【フリーナ コスプレ】フォンテーヌの海辺で繰り広げられる水神のカーテンコールと風の舞 - 1 枚目
【フリーナ コスプレ】フォンテーヌの海辺で繰り広げられる水神のカーテンコールと風の舞 - 2 枚目
【フリーナ コスプレ】フォンテーヌの海辺で繰り広げられる水神のカーテンコールと風の舞 - 3 枚目

今回の海辺ロケを撮影した際、強い日差しと海風が屋外コスプレにもたらすリアルな試練を初めて実感しました。衣装は深みのあるネイビーと鮮やかなライトブルーを基調とし、チュール(薄物)と優美に垂れ下がるバックテールがふんだんにあしらわれており、強い光の下で非常に透明感のある質感を見せてくれます。昨日の天気予報では曇りでしたが、海辺に到着すると雲ひとつない快晴に。光線がかなり硬くなったものの、背景の青い海と空と合わさることで、画面全体に高彩度で明るい雰囲気が生まれ、『原神』のフォンテーヌの海辺にある水蒸気と輝く太陽が織りなす情景を見事に再現できました。

ウィッグの手入れも大きなチャレンジでした。今回は淡いシルバーブルーのミックスカラーのショートヘアを選び、三日月と金の宝石装飾がついたティアラを装着しました。海辺の強い陣風に耐えるため、ウィッグの内側をかなり厳重に固定。撮影中、風で髪が乱れ切ってしまうのではと何度も心配しましたが、追い風のタイミングで理想的な状態をキャプチャできました。スカートのレイヤーは非常に多く、外層はグラデーションのかかった青いチュールになっており、歩いたり振り向いたりすると、体の動きに合わせて水面のようにふんわりと揺れ動きます。足首のストラップと透明なハイヒールサンダルもポージングにおいて重要な役割を果たし、足を上げる瞬間を捉えることで、すらりとした美脚ラインと軽やかな体態を強調できました。

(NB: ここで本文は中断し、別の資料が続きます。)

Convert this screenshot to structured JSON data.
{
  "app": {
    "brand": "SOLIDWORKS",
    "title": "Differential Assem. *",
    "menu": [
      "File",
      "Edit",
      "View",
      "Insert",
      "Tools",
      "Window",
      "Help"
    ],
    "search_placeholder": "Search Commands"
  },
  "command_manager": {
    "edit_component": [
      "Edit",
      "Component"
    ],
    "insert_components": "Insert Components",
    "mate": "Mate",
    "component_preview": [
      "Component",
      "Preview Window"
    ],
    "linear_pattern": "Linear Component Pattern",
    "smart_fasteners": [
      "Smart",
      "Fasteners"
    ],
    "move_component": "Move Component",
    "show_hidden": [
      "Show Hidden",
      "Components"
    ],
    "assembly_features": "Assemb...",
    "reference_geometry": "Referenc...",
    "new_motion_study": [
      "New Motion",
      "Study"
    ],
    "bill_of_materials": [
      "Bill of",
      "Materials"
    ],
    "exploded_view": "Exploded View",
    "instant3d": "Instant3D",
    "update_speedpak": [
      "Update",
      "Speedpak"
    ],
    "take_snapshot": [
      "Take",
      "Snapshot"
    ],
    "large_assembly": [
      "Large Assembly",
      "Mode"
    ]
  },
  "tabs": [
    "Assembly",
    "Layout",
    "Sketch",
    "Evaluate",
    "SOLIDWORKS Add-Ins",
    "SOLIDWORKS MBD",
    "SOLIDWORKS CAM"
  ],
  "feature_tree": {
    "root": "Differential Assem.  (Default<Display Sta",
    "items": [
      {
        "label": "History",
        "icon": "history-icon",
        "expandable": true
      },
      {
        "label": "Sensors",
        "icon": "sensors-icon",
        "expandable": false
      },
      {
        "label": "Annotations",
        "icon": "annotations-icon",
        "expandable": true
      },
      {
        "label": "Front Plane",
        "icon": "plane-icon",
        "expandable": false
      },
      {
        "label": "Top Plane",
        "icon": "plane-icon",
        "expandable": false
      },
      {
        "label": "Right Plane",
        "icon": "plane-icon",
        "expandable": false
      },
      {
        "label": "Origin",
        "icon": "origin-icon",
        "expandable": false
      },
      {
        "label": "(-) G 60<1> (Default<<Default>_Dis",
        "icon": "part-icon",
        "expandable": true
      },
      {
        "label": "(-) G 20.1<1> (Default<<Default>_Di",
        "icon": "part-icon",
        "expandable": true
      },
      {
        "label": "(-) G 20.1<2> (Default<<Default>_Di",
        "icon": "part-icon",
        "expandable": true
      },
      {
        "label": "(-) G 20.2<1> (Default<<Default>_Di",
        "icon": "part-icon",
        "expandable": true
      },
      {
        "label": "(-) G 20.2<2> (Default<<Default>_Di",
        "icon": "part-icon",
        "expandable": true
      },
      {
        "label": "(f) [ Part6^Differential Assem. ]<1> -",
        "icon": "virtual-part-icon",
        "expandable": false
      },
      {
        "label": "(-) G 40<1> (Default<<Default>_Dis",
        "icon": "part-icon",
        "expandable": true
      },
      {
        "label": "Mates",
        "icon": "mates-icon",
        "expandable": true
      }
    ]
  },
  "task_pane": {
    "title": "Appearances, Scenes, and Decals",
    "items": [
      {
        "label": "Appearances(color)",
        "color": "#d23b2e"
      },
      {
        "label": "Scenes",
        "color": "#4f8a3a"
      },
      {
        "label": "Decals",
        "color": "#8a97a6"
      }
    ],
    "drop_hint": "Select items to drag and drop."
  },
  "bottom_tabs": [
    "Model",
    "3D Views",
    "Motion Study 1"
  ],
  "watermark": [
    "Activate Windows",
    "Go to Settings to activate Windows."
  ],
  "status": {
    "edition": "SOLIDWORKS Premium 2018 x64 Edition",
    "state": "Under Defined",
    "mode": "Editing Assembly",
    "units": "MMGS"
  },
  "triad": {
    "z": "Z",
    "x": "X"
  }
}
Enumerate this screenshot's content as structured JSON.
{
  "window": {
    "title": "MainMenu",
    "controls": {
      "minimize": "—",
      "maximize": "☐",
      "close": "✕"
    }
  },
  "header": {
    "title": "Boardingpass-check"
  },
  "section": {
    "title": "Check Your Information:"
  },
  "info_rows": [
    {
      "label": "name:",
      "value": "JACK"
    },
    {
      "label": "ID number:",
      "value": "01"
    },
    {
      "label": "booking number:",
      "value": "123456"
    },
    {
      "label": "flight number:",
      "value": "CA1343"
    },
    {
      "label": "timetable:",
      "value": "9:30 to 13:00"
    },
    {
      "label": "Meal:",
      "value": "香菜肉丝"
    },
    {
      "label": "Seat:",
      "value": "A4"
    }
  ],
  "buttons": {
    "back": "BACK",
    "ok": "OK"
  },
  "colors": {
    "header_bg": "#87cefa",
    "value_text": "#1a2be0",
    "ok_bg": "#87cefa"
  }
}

1枚目の写真の、片足立ちで青いロングリボンを高く掲げるポーズは何度もトライしました。こうした長いリボンは屋外だとコントロールが難しく、風向きが少し変わるだけで身体に巻き付いたり、だらんと垂れ下がったりしてしまいます。リボンが空中で綺麗な弧を描く瞬間を捉えるため、振る力加減と重心の切り替えを精密に計算しました。常に足先で軽く地面を叩いて片足立ちのバランスを保ち、両腕を高く上げて肩を開くことで、上半身のシルエットが縮こまらず伸びやかに見えるよう意識しました。後半の2枚は静かに立ち尽くす姿と振り返る一瞬で、動的なテンションよりも静寂な状態のほうが、胸元の鮮やかな葉っぱの装飾や手の青いストラップの巻き方など、衣装の繊細なディテールをより良く魅せられると感じました。

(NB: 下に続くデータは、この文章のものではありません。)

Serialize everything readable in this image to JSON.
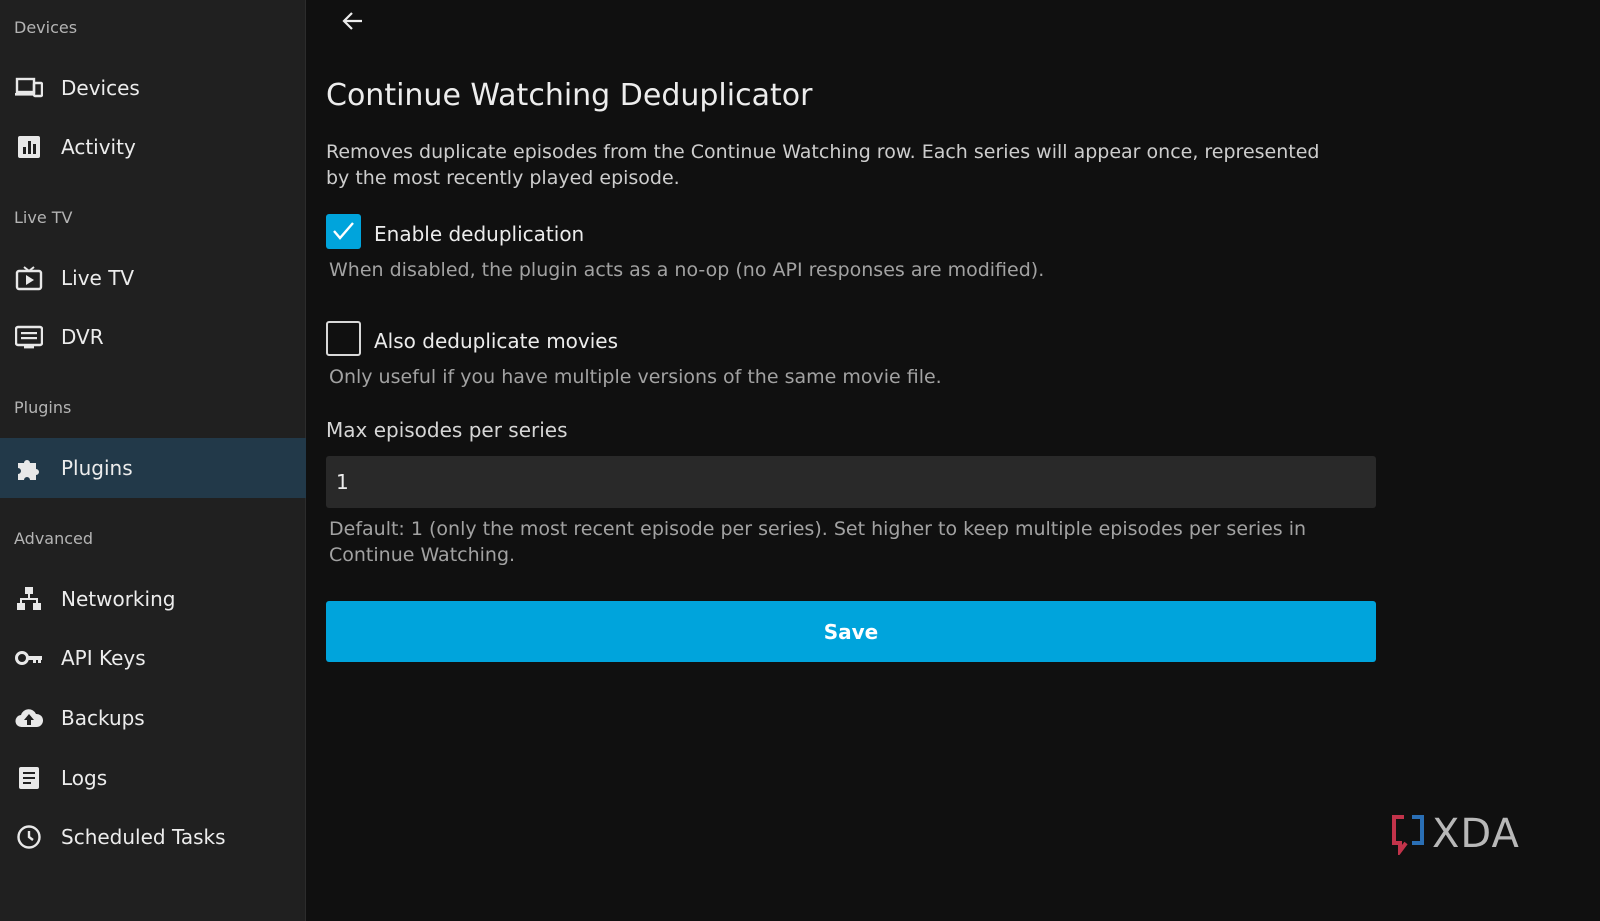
{
  "sidebar": {
    "sections": [
      {
        "header": "Devices",
        "items": [
          {
            "label": "Devices",
            "icon": "devices-icon"
          },
          {
            "label": "Activity",
            "icon": "activity-icon"
          }
        ]
      },
      {
        "header": "Live TV",
        "items": [
          {
            "label": "Live TV",
            "icon": "live-tv-icon"
          },
          {
            "label": "DVR",
            "icon": "dvr-icon"
          }
        ]
      },
      {
        "header": "Plugins",
        "items": [
          {
            "label": "Plugins",
            "icon": "puzzle-icon",
            "active": true
          }
        ]
      },
      {
        "header": "Advanced",
        "items": [
          {
            "label": "Networking",
            "icon": "network-icon"
          },
          {
            "label": "API Keys",
            "icon": "key-icon"
          },
          {
            "label": "Backups",
            "icon": "cloud-upload-icon"
          },
          {
            "label": "Logs",
            "icon": "logs-icon"
          },
          {
            "label": "Scheduled Tasks",
            "icon": "clock-icon"
          }
        ]
      }
    ]
  },
  "page": {
    "title": "Continue Watching Deduplicator",
    "description": "Removes duplicate episodes from the Continue Watching row. Each series will appear once, represented by the most recently played episode.",
    "enable_dedup": {
      "label": "Enable deduplication",
      "checked": true,
      "helper": "When disabled, the plugin acts as a no-op (no API responses are modified)."
    },
    "dedup_movies": {
      "label": "Also deduplicate movies",
      "checked": false,
      "helper": "Only useful if you have multiple versions of the same movie file."
    },
    "max_episodes": {
      "label": "Max episodes per series",
      "value": "1",
      "helper": "Default: 1 (only the most recent episode per series). Set higher to keep multiple episodes per series in Continue Watching."
    },
    "save_label": "Save"
  },
  "watermark": {
    "text": "XDA"
  },
  "colors": {
    "accent": "#00a4dc",
    "sidebar_bg": "#202020",
    "active_item_bg": "#223949",
    "page_bg": "#101010"
  }
}
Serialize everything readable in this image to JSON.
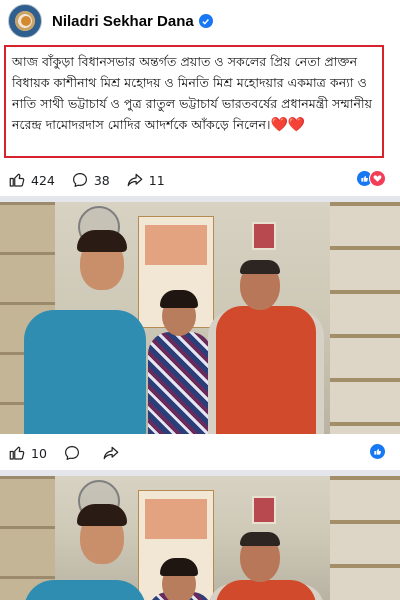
{
  "post": {
    "author": "Niladri Sekhar Dana",
    "caption": "আজ বাঁকুড়া বিধানসভার অন্তর্গত প্রয়াত ও সকলের প্রিয় নেতা প্রাক্তন বিধায়ক কাশীনাথ মিশ্র মহোদয় ও মিনতি মিশ্র মহোদয়ার একমাত্র কন্যা ও নাতি সাথী ভট্টাচার্য ও পুত্র রাতুল ভট্টাচার্য ভারতবর্ষের প্রধানমন্ত্রী সম্মানীয় নরেন্দ্র দামোদরদাস মোদির আদর্শকে আঁকড়ে নিলেন।",
    "hearts": "❤️❤️",
    "stats": {
      "likes": "424",
      "comments": "38",
      "shares": "11"
    }
  },
  "shared_post": {
    "stats": {
      "likes": "10"
    }
  },
  "icons": {
    "avatar": "profile-avatar",
    "verified": "verified-badge-icon",
    "like": "thumbs-up-icon",
    "comment": "comment-bubble-icon",
    "share": "share-arrow-icon",
    "reaction_like": "like-reaction-icon",
    "reaction_love": "love-reaction-icon"
  },
  "colors": {
    "highlight_border": "#d8232f",
    "facebook_blue": "#1877f2",
    "love_red": "#f33e58"
  }
}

フォンテーヌの背景において、フリーナ(およびフォカロルス)というキャラクターが劇的なドラマ性とプライド高き気品を纏っていることを理解していたため、撮影中も視線や微細な表情を意識的に調整し、自信とエレガンス、そしてどこか隠された憂いを帯びた複雑なニュアンスを表現しようと努めました。強烈な太陽光による顔の影を抑えるため、小型の銀色レフ板を持参し、アシスタントに撮影の合間に光を補ってもらいました。そのおかげで正面からの光の質感が非常に滑らかになり、アイメイクの発色やリップカラーも強い光で飛ぶことなくしっかりと残りました。レタッチの段階では、リアルな青い海と空の色味を変えたくなかったため、写真の色彩飽和度(彩度)をわずかに上げ、深青のスカートと淡青の空のコントラストを強めることで、衣装の色使いの計算されたデザインを際立たせました。

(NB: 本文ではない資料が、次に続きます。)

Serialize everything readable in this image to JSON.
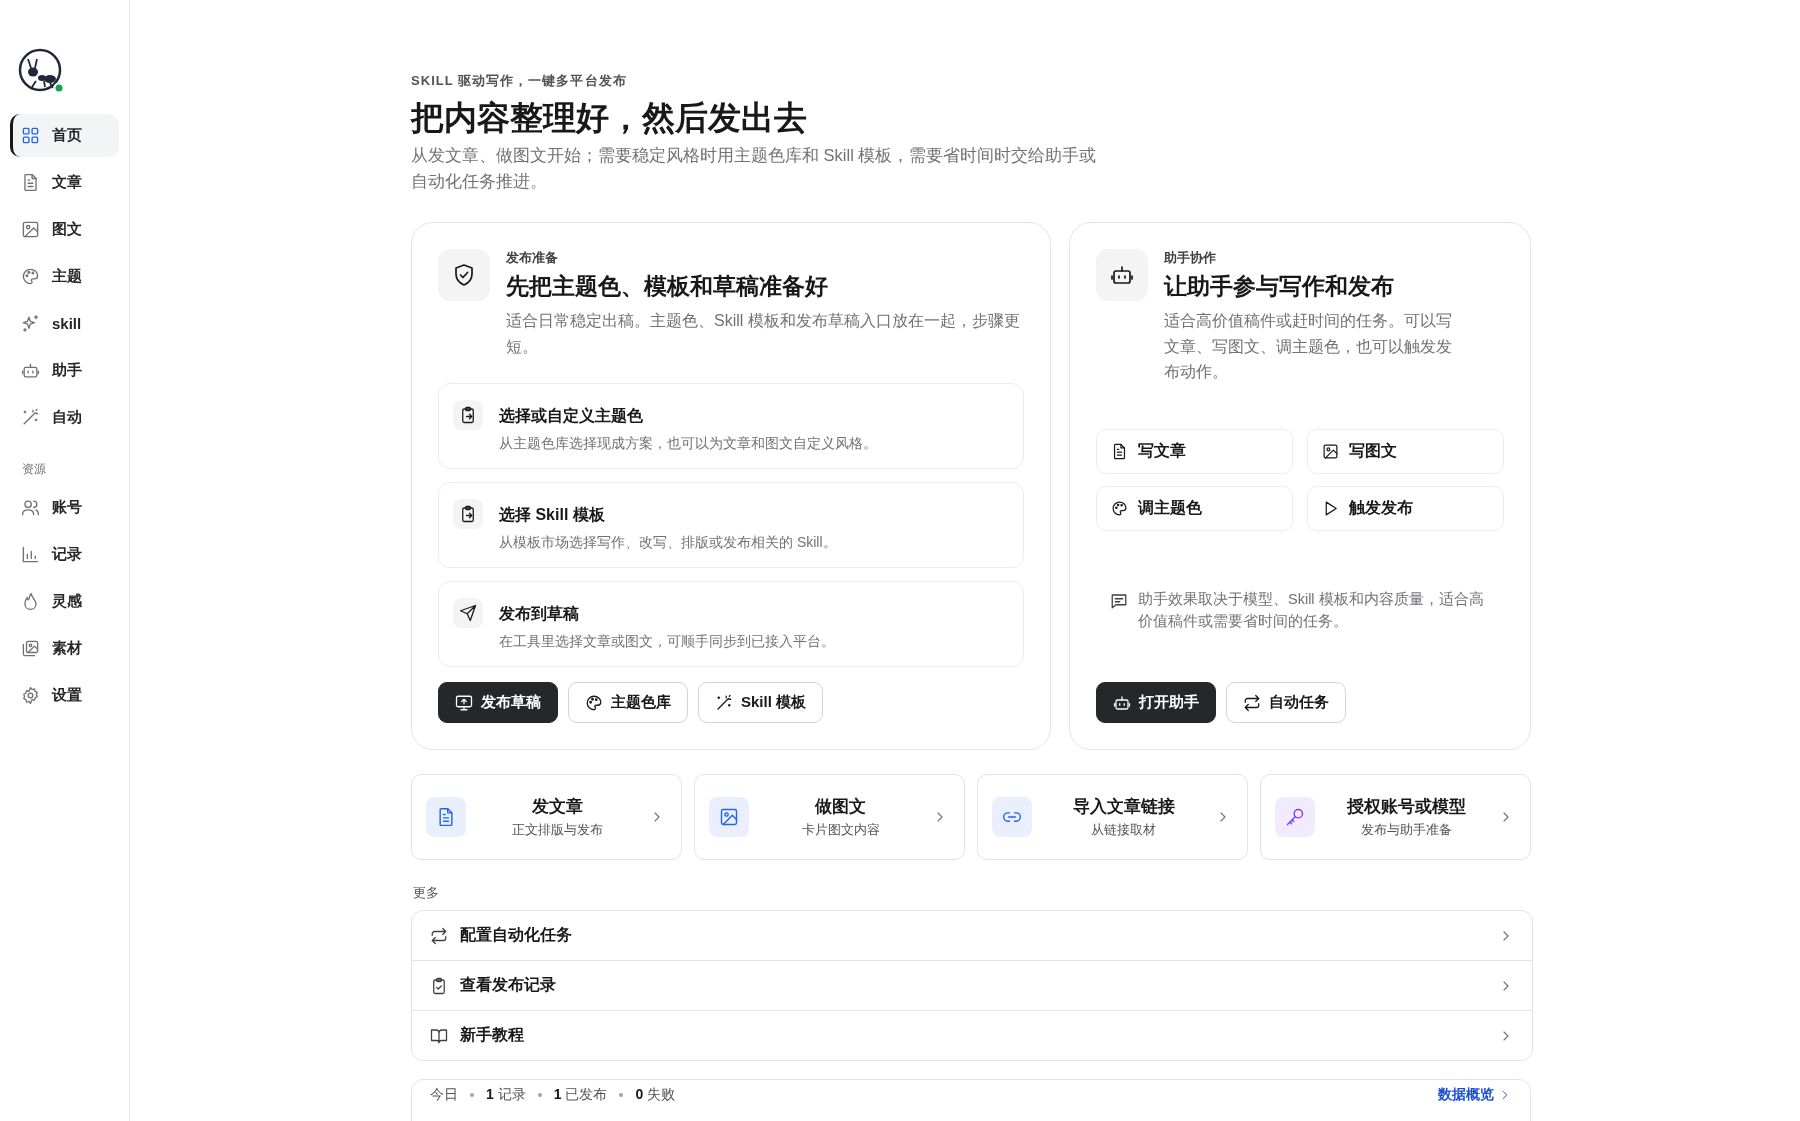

砂利浜の上を歩くのは想像以上に難しく、ヒールが時折砂利に埋まってしまうため、ポーズを維持しながら足元の安定を保つ必要がありました。ですが何度か試すうちに、現場の強風と奇妙な波長(調和)が生まれ、振り向きやリボンを振る動作がどんどん自然で滑らかになっていきました。これこそが屋外ロケの醍醐味であり、遠くの港にあるクレーンや貨物船といった予期せぬ要素も、画面の奥行きを生み出す違和感のない背景となってくれました。『原神』のフリーナを現実の海辺へと具現化するには非常に多くの物理的課題をクリアする必要がありましたが、二次元キャラクターを三次元の空間に定格し、フォカロルスの魂とも言える気品を全力で表現できたことこそが、今回のフリーナ コスプレ屋外撮影の最高の楽しみであり意義でした。